I have just started out with Apache Hadoop, as such, my first goal is basically to get a "hello world" app running. The first task is always to set up the development environment and be able to compile code. More specifically, I am trying to compile the classes found here. These files represent a simple MapReduce job as part of a book on Hadoop.

The book author used hadoop-client as a dependency (source), but since there are so many artifacts - which I shall return to - I wonder if I can not use another dependency. I am always trying to "import" or depend only on the most minimal set of artifacts and types.

The book author did not (yet) touch on the topic of which artifacts Hadoop distributes, why I would use one or the other. Hadoop's website and the rest of the Internet don't seem to bother with this little "detail" either. Some SO threads has sort of touched on this before (see this and that), to which there are answers with opinions on what artifact "should" be put as a dependency to get the specific code in question to compile.

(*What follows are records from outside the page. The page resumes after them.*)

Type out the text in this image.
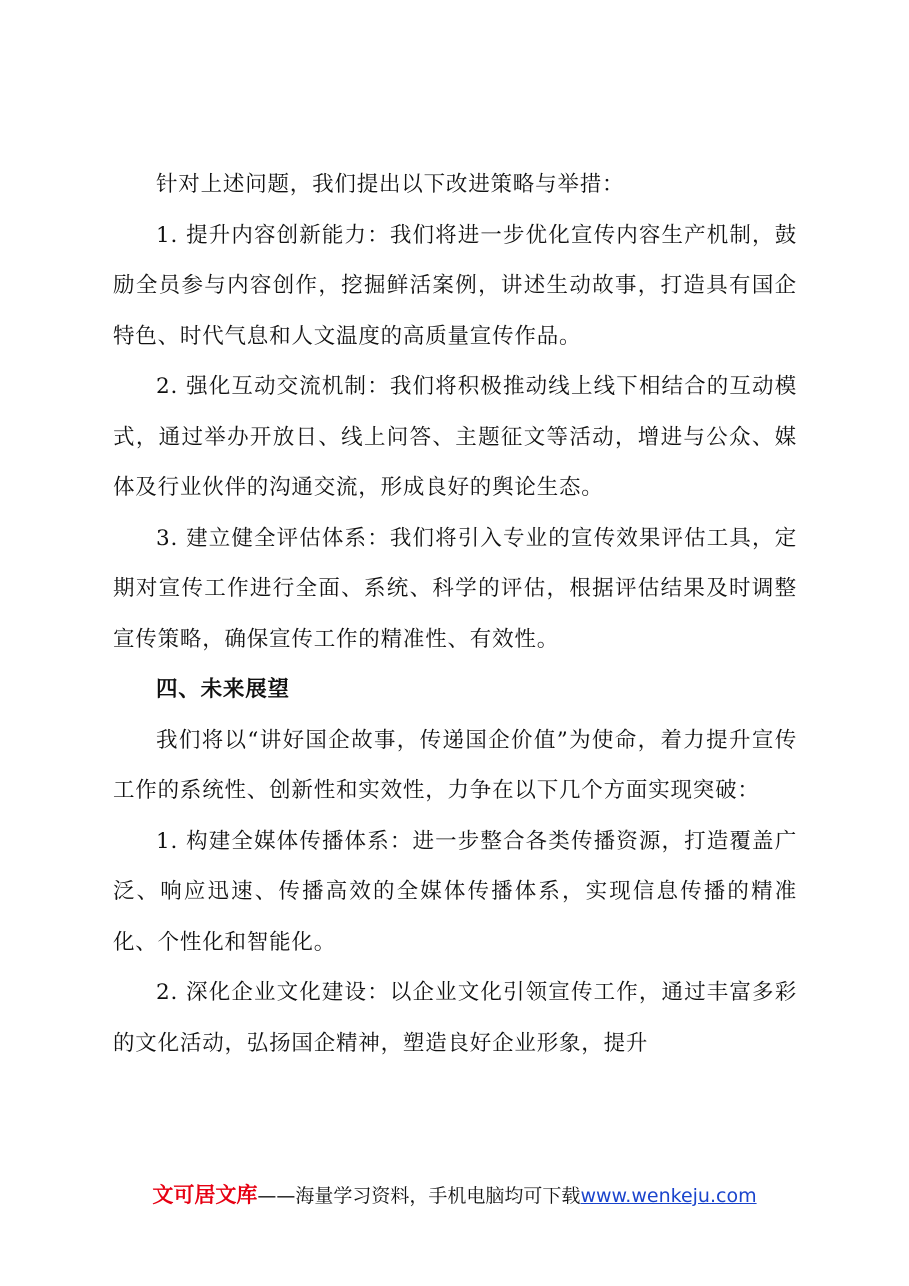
针对上述问题，我们提出以下改进策略与举措：

1. 提升内容创新能力：我们将进一步优化宣传内容生产机制，鼓励全员参与内容创作，挖掘鲜活案例，讲述生动故事，打造具有国企特色、时代气息和人文温度的高质量宣传作品。

2. 强化互动交流机制：我们将积极推动线上线下相结合的互动模式，通过举办开放日、线上问答、主题征文等活动，增进与公众、媒体及行业伙伴的沟通交流，形成良好的舆论生态。

3. 建立健全评估体系：我们将引入专业的宣传效果评估工具，定期对宣传工作进行全面、系统、科学的评估，根据评估结果及时调整宣传策略，确保宣传工作的精准性、有效性。

四、未来展望

我们将以“讲好国企故事，传递国企价值”为使命，着力提升宣传工作的系统性、创新性和实效性，力争在以下几个方面实现突破：

1. 构建全媒体传播体系：进一步整合各类传播资源，打造覆盖广泛、响应迅速、传播高效的全媒体传播体系，实现信息传播的精准化、个性化和智能化。

2. 深化企业文化建设：以企业文化引领宣传工作，通过丰富多彩的文化活动，弘扬国企精神，塑造良好企业形象，提升

文可居文库——海量学习资料，手机电脑均可下载www.wenkeju.com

This is not my question. Getting my code to compile is rather "easy" and accomplished already. I am trying to figure out what artifacts exist, which ones should I use when. How would I know to go from Java type A to binary artifact dependency B? Most importantly, where are all this documented?

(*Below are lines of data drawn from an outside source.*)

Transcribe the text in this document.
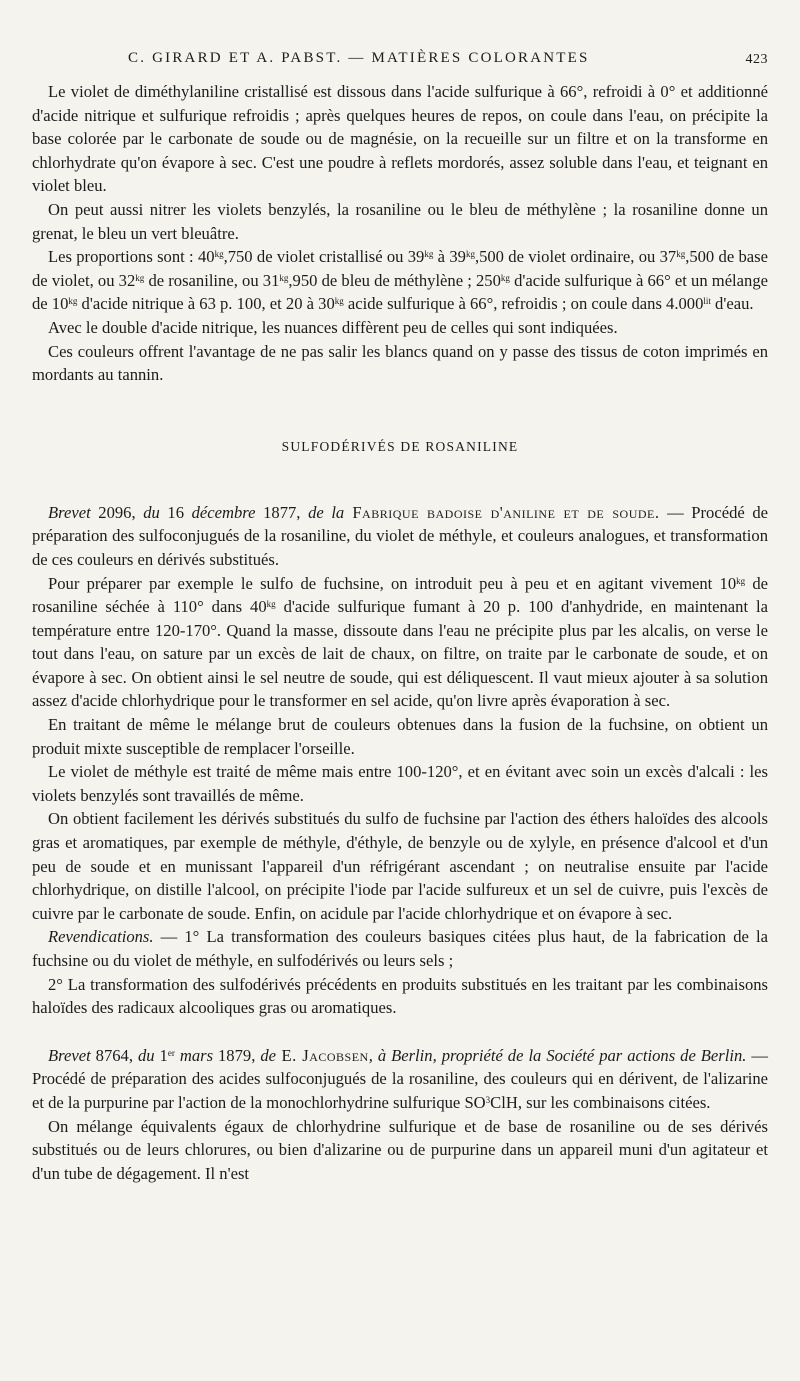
C. GIRARD ET A. PABST. — MATIÈRES COLORANTES	423

Le violet de diméthylaniline cristallisé est dissous dans l'acide sulfurique à 66°, refroidi à 0° et additionné d'acide nitrique et sulfurique refroidis ; après quelques heures de repos, on coule dans l'eau, on précipite la base colorée par le carbonate de soude ou de magnésie, on la recueille sur un filtre et on la transforme en chlorhydrate qu'on évapore à sec. C'est une poudre à reflets mordorés, assez soluble dans l'eau, et teignant en violet bleu.

On peut aussi nitrer les violets benzylés, la rosaniline ou le bleu de méthylène ; la rosaniline donne un grenat, le bleu un vert bleuâtre.

Les proportions sont : $40^{kg},750$ de violet cristallisé ou $39^{kg}$ à $39^{kg},500$ de violet ordinaire, ou $37^{kg},500$ de base de violet, ou $32^{kg}$ de rosaniline, ou $31^{kg},950$ de bleu de méthylène ; $250^{kg}$ d'acide sulfurique à 66° et un mélange de $10^{kg}$ d'acide nitrique à 63 p. 100, et 20 à $30^{kg}$ acide sulfurique à 66°, refroidis ; on coule dans $4.000^{lit}$ d'eau.

Avec le double d'acide nitrique, les nuances diffèrent peu de celles qui sont indiquées.

Ces couleurs offrent l'avantage de ne pas salir les blancs quand on y passe des tissus de coton imprimés en mordants au tannin.

SULFODÉRIVÉS DE ROSANILINE

Brevet 2096, du 16 décembre 1877, de la Fabrique badoise d'aniline et de soude. — Procédé de préparation des sulfoconjugués de la rosaniline, du violet de méthyle, et couleurs analogues, et transformation de ces couleurs en dérivés substitués.

Pour préparer par exemple le sulfo de fuchsine, on introduit peu à peu et en agitant vivement $10^{kg}$ de rosaniline séchée à 110° dans $40^{kg}$ d'acide sulfurique fumant à 20 p. 100 d'anhydride, en maintenant la température entre 120-170°. Quand la masse, dissoute dans l'eau ne précipite plus par les alcalis, on verse le tout dans l'eau, on sature par un excès de lait de chaux, on filtre, on traite par le carbonate de soude, et on évapore à sec. On obtient ainsi le sel neutre de soude, qui est déliquescent. Il vaut mieux ajouter à sa solution assez d'acide chlorhydrique pour le transformer en sel acide, qu'on livre après évaporation à sec.

En traitant de même le mélange brut de couleurs obtenues dans la fusion de la fuchsine, on obtient un produit mixte susceptible de remplacer l'orseille.

Le violet de méthyle est traité de même mais entre 100-120°, et en évitant avec soin un excès d'alcali : les violets benzylés sont travaillés de même.

On obtient facilement les dérivés substitués du sulfo de fuchsine par l'action des éthers haloïdes des alcools gras et aromatiques, par exemple de méthyle, d'éthyle, de benzyle ou de xylyle, en présence d'alcool et d'un peu de soude et en munissant l'appareil d'un réfrigérant ascendant ; on neutralise ensuite par l'acide chlorhydrique, on distille l'alcool, on précipite l'iode par l'acide sulfureux et un sel de cuivre, puis l'excès de cuivre par le carbonate de soude. Enfin, on acidule par l'acide chlorhydrique et on évapore à sec.

Revendications. — 1° La transformation des couleurs basiques citées plus haut, de la fabrication de la fuchsine ou du violet de méthyle, en sulfodérivés ou leurs sels ;

2° La transformation des sulfodérivés précédents en produits substitués en les traitant par les combinaisons haloïdes des radicaux alcooliques gras ou aromatiques.

Brevet 8764, du 1er mars 1879, de E. Jacobsen, à Berlin, propriété de la Société par actions de Berlin. — Procédé de préparation des acides sulfoconjugués de la rosaniline, des couleurs qui en dérivent, de l'alizarine et de la purpurine par l'action de la monochlorhydrine sulfurique $SO^3ClH$, sur les combinaisons citées.

On mélange équivalents égaux de chlorhydrine sulfurique et de base de rosaniline ou de ses dérivés substitués ou de leurs chlorures, ou bien d'alizarine ou de purpurine dans un appareil muni d'un agitateur et d'un tube de dégagement. Il n'est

For starters, what build artifacts exists?

Well, according to this page, there are these:

hadoop-client
hadoop-client-api
hadoop-client-minicluster
hadoop-client-runtime
hadoop-hdfs-client
hadoop-hdfs-native-client
hadoop-mapreduce-client-app
hadoop-mapreduce-client-common
hadoop-mapreduce-client-core
hadoop-mapreduce-client-jobclient
hadoop-mapreduce-client-nativetask
hadoop-yarn-client

But according to JCenter, there are about five million things more. In particular, about four million nine hundred ninety-nine thousand nine hundred ninety-nine of these has the word "client" in it. Mighty confusing!

Working off of the list from Hadoop, I could simply test what works and what does not work. To get all of the imports used in the classes provided by my book, the following all worked:

hadoop-client
hadoop-client-api
hadoop-client-minicluster
hadoop-client-runtime
hadoop-mapreduce-client-app
hadoop-mapreduce-client-nativetask

The ones I left out did not work, to various degrees. Some could not resolve all of the imports, some could only resolve parts of them.

My personal bet here - if I want to depend on as little crap as possible, is to use hadoop-mapreduce-client-app. But it bugs the hell out of me to have to resort to this Gorilla warfare just to get the most mundane piece of "hello world" app working. I don't want to know how many tears I will shed in the future when I really get down and dirty with Hadoop.

There has to be something I am missing!

Martin Andersson
  • 18,072
  • 9
  • 87
  • 115

1 Answers1

1

I suggest you just use Maven/Gradle to transititively pull everything you need.

If all you want is MapReduce dependencies, this has worked fine for me in Gradle

implementation group: 'org.apache.hadoop', name: 'hadoop-client', version: "2.8.5"

This one is a aggregator POM, which has Compile Dependencies (scroll down) on several other libraries.

OneCricketeer
  • 179,855
  • 19
  • 132
  • 245